In Defense of Gamblers

In Defense of Gamblers
Danny Stock

Image credit: Katerina Lukina

High School students and faculty had the privilege of welcoming GDS alum Maurice "Mac" VerStandig ’02 for a visit during the Mathematics of Gambling Minimester. Mac's law firm in Las Vegas defends professional gamblers, individuals, and companies associated with the gaming business. Mac is also a professional poker player himself, and he was recently featured in The Washington Post. His GDS story features some treasured GDS faculty, a career change, a bit of poker, and a chance meeting with another GDS alum. 

GDS IMPACT
I spent 13 years of my life at GDS, and almost the whole of my adolescence at that; it is difficult to conceive of the manners in which GDS has not had a lasting impact on me. I’ll forbear from delving into the obvious (learning to tell time in the first grade proved immensely beneficial; being quietly counseled to not chew with my mouth open has paid equal dividends) and share, more macroscopically, that GDS instilled in me an ability to write with both confidence and character, a comfort speaking to groups, and a reassurance it is okay to challenge doctrinal norms. There is also a certain free spirit to GDS that no doubt informs my willingness to have ascended the corporate law ladder only to have abruptly departed so as to focus more intently on representing professional gamblers and carrying on myself as a professional poker player; with the exception of the fictitious realm of certain Dead Poets Society classrooms, I do not know of many other secondary schools that preach a mantra so capable of setting one up for such a bizarre and unorthodox career leap.

FACULTY INFLUENCES
There is a fear on my end that naming GDS influences will necessarily invite some accidental omission. But I will happily share no college professor better prepared me for law school than Richard Avidon; my days on Sue Ikenberry’s quiz bowl team run through my mind every evening as I take to the New York Times crossword; my undergraduate degree—which is in rhetoric—seems directly inspired by GDS’s High School English curriculum; and I think back to my AP stats class—taught by Cindy Rust—with some frequency as I sit at poker tables crunching probability calculations.

RETURNING
Returning to GDS [for Mathematics of Gambling Minimester] was every bit as surreal as I anticipated. There was an odd nostalgia seeing students seated on the floors of the building in bustling and vibrant social groups; there was, equally, a literal sense of confusion as I tried to make sense of a building very much changed in form from my days (parking in a garage was nifty; showing ID at a front desk was strange; hopes of recognizing classrooms were rapidly dashed). But meeting Ed Stern was veritably uplifting—my memories of GDS are not all positive, but he has a certain exuberance and enthusiasm that quickly reminded me of the charisma held by my favorite teachers a couple of decades ago.

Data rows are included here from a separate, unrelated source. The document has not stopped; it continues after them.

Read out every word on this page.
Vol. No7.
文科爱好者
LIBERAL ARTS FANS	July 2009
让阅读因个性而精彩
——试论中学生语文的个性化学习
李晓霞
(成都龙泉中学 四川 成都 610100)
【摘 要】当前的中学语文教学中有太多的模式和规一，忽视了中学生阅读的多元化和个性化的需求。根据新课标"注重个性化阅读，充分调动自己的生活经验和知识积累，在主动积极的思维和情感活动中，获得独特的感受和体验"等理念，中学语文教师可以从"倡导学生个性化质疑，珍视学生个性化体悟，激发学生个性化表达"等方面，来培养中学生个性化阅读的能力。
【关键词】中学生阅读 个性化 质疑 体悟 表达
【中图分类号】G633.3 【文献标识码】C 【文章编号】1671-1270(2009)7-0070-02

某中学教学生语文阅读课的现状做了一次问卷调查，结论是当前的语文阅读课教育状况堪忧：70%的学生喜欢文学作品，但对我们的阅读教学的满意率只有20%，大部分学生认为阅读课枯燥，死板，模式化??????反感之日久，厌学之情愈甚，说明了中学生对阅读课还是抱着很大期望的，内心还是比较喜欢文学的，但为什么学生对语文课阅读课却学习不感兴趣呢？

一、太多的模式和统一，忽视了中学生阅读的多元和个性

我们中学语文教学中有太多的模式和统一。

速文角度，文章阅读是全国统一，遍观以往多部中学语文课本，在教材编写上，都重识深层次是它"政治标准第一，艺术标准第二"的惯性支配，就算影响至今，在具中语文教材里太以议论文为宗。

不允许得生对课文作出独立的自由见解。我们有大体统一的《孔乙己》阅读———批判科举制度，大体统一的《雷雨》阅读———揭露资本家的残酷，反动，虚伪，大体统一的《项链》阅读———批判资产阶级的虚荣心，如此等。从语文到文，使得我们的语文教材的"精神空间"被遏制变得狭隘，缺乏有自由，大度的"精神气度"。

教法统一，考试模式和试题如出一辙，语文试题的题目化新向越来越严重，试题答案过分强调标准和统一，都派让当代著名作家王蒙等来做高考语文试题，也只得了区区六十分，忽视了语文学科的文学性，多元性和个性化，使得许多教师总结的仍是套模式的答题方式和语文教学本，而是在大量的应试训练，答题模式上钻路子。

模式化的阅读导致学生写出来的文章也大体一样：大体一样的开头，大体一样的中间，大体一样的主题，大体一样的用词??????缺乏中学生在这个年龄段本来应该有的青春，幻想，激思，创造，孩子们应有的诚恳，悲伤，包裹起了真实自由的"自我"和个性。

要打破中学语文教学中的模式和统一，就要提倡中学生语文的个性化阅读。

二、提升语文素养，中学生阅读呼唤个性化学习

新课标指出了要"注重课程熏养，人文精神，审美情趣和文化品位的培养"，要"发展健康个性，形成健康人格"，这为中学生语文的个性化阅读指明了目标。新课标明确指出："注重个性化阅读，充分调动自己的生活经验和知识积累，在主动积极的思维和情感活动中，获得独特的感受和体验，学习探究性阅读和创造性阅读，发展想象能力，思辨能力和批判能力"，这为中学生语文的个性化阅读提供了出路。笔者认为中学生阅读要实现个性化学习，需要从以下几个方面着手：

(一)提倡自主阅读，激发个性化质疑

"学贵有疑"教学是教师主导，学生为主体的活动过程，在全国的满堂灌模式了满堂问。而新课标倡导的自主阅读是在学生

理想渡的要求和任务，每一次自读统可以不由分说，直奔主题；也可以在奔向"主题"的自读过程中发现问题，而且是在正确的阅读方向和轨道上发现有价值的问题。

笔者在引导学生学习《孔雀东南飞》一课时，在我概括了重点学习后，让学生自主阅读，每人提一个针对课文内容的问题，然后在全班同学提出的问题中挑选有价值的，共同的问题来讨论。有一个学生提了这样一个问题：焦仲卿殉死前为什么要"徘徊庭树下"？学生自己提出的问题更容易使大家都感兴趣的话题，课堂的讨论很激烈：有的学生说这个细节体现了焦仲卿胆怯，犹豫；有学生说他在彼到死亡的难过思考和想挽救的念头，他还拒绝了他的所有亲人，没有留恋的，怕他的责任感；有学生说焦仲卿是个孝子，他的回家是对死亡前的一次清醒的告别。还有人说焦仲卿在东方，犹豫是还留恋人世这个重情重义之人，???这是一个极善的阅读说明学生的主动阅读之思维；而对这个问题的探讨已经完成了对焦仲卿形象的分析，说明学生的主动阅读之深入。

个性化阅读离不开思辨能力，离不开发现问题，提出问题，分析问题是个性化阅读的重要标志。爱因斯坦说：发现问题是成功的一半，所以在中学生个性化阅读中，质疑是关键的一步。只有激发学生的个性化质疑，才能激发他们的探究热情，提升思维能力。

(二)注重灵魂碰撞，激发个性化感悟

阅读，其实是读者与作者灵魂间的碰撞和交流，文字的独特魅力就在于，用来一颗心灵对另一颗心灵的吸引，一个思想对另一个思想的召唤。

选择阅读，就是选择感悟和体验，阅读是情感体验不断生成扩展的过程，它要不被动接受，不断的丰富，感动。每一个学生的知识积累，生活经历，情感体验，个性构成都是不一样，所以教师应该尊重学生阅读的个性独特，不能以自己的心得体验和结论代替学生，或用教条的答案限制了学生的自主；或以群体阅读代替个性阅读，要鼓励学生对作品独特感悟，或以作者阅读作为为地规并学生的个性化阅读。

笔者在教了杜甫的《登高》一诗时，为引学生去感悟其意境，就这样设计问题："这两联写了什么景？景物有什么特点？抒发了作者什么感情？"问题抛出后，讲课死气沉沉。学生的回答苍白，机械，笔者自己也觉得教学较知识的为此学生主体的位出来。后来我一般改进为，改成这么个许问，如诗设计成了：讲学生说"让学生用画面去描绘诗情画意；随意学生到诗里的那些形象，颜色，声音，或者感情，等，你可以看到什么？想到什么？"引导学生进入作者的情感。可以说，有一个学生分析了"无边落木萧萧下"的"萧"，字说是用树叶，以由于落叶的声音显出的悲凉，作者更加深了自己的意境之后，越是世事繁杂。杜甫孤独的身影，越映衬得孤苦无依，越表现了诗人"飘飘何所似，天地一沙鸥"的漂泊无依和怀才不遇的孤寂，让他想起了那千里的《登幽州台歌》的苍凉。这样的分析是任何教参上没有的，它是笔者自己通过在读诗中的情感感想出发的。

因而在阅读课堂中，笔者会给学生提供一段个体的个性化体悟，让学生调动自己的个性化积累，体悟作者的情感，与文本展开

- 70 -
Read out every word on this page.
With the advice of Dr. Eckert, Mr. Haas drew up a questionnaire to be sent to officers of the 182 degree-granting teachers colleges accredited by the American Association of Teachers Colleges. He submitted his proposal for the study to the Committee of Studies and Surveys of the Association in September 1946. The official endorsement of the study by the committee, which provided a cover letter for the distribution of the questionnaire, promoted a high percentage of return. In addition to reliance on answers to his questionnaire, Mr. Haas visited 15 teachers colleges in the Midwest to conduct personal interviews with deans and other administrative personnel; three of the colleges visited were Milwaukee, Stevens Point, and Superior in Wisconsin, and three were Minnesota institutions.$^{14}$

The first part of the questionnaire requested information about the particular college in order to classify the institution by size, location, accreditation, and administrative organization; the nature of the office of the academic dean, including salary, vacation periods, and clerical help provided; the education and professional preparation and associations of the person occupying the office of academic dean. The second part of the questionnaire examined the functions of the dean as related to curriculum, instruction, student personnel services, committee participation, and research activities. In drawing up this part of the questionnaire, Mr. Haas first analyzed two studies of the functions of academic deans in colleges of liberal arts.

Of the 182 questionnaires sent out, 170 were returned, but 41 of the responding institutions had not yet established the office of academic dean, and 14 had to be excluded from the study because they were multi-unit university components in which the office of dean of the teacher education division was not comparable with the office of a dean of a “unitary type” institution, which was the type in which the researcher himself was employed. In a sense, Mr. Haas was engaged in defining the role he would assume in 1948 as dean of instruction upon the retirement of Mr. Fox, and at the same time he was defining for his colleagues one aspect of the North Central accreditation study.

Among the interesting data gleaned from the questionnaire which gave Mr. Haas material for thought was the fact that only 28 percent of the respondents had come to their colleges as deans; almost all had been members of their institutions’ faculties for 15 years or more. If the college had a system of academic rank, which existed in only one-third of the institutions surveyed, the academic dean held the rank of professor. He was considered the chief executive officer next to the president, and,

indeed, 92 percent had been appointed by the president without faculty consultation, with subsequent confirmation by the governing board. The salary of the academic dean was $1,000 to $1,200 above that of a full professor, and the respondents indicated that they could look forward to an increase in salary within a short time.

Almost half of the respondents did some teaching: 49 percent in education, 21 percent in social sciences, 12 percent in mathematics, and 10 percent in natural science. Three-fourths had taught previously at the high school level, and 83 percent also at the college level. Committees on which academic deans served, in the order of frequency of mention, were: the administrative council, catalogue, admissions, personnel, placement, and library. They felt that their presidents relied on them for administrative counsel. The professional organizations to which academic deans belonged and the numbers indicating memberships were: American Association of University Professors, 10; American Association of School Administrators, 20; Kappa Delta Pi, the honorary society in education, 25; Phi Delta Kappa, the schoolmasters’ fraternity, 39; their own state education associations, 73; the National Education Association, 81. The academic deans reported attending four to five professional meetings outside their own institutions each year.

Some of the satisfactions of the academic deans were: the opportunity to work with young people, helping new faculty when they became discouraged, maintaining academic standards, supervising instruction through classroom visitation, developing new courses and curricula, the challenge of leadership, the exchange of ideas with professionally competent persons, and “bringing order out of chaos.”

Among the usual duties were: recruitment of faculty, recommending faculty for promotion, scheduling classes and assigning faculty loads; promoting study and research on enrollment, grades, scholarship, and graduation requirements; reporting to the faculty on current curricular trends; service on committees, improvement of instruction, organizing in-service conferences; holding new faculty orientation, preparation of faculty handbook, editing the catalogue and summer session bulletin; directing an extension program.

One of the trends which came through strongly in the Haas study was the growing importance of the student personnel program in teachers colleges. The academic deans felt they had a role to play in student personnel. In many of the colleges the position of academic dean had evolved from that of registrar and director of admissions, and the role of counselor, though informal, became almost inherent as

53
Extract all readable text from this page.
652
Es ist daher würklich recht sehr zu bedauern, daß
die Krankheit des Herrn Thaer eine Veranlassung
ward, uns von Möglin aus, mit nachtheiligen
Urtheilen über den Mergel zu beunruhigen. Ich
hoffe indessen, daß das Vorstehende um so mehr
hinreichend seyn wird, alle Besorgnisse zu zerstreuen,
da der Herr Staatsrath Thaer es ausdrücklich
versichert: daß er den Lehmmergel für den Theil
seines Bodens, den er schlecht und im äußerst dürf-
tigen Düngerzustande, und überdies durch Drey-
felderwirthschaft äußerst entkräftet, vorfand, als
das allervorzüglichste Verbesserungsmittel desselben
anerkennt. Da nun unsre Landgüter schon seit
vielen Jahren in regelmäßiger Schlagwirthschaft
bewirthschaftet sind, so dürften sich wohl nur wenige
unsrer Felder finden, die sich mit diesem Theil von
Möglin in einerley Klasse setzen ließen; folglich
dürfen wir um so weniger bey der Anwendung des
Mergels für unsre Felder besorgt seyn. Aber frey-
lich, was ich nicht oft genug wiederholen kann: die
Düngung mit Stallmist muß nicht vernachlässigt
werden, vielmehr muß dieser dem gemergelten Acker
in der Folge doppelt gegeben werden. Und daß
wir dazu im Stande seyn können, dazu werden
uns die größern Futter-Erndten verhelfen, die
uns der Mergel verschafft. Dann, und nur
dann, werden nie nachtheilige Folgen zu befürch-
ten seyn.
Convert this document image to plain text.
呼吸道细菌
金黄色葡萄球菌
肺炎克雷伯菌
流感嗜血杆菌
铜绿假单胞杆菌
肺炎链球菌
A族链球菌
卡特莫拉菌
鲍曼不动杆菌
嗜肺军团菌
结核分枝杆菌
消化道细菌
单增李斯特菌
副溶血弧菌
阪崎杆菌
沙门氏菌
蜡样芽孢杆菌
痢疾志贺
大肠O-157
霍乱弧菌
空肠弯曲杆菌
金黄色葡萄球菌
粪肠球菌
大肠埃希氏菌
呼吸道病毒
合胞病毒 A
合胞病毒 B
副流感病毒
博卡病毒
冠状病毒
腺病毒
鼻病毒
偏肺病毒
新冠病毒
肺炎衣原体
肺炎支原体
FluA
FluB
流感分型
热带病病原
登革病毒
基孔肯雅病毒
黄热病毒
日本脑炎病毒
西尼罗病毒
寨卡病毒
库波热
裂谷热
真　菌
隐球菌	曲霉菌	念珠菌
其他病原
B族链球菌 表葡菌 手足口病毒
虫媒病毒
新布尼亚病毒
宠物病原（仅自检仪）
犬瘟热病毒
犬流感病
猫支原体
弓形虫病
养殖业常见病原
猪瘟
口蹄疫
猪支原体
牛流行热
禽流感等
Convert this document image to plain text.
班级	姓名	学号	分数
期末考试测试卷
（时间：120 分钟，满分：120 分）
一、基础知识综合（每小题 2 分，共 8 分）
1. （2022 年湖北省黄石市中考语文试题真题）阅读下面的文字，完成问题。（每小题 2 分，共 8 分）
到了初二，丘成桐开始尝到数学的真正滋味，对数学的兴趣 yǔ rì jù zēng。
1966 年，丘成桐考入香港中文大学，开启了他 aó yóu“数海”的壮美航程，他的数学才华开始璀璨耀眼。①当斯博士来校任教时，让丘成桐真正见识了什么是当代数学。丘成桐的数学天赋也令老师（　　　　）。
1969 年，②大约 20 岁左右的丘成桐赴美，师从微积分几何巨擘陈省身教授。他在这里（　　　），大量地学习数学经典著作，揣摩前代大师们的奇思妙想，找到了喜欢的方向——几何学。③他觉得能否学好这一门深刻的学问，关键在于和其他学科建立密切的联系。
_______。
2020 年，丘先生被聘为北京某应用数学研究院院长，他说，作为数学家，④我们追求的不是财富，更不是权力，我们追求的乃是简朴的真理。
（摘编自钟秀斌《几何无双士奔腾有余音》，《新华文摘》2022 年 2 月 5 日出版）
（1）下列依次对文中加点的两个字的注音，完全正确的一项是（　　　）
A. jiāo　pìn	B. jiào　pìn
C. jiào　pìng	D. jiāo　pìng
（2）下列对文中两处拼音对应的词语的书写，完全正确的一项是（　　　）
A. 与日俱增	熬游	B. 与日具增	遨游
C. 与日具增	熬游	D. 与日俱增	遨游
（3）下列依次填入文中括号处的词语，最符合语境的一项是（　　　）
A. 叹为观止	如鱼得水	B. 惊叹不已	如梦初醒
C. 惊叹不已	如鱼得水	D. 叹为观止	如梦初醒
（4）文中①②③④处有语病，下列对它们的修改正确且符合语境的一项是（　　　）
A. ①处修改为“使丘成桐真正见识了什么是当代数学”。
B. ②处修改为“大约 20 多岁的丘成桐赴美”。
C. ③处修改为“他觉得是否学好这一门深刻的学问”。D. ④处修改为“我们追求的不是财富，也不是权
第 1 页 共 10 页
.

And getting to see Richard, Sue, Lisa Rauschart, and some new faces was rather spectacular.

A CHANCE MEETING
I spend an appreciable amount of time in Los Angeles where, among other things, I play in a broadcast poker game with some frequency. Once a month or so, that game consists entirely of a Malibu businessman, who I hold in close and dear regard, alongside eight of his friends; with time, the nine of us have grown close as a group as well as in various individual combinations. And last year, as I found myself chatting with one of the other regular characters—a California television host and announcer extraordinaire named Mark Thompson ’75—about growing up in the DC area, I rather quickly discovered he, too, is a GDS alumnus. So there I was, 2,500 miles away from 42nd and Davenport, being mic’d up in a television studio abutting the Hollywood Hills, waxing nostalgic about Gladys Stern.